The primary configuration is managed through the launch script `train_rl_collabllm.sh` and the YAML file `recipe/collabllm/config/collabllm_interaction_config.yaml`. Key configuration sections:

| Section              | Key Parameters / Notes                                                                 |
|----------------------|-----------------------------------------------------------------------------------------|
| `data`               | Paths to training/validation files, batch sizes, sequence lengths.                      |
| `actor_rollout_ref` (common) | Base model path (used for actor + initial reference), FSDP settings, optimization (LR, scheduler). |
| `actor_rollout_ref` (CollabLLM-specific) | Hyperparameters under `actor_rollout_ref.rollout.multi_turn`: `max_user_turns`, `max_assistant_turns`, `num_repeat_rollouts`. |
| `interaction`        | Defined in `collabllm_interaction_config.yaml`. Specifies user simulator and hyperparameters. Requires exported API keys. |
| `reward_model`       | Manager set to `collabllm` by default. Modify `reward_model.reward_kwargs.metric_weights` for conversational rewards and weights.
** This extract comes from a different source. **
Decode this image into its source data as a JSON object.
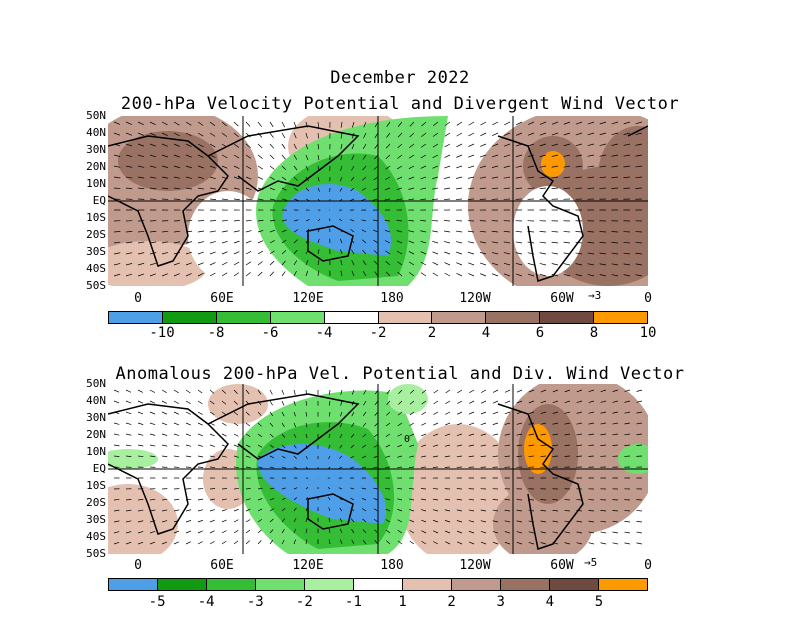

LLM Judge hyperparameters (e.g., `model`, `temperature`) go under `reward_model.reward_kwargs.llm_judge_kwargs`. |
| `algorithm`          | GRPO-specific hyperparameters such as `actor_rollout_ref.rollout.n`.                    |
| `trainer`            | Distributed training (nodes, GPUs per node), logging (WandB), checkpointing frequency.  |

---

## Key Files

| File Path | Purpose |
|-----------|---------|
| `recipe/collabllm/collabllm_agent_loop.py` | Main logic to sample future conversations, using `CollabLLMInteraction` from `verl/interactions/collabllm_interaction.py`. |
| `verl/workers/reward_manager/collabllm.py` | Computes rewards for future conversations, leveraging `recipe/collabllm/reward_function.py` to apply each metric. |

---

## Acknowledgement

We sincerely thank the `verl` community and advisors for their contributions and guidance!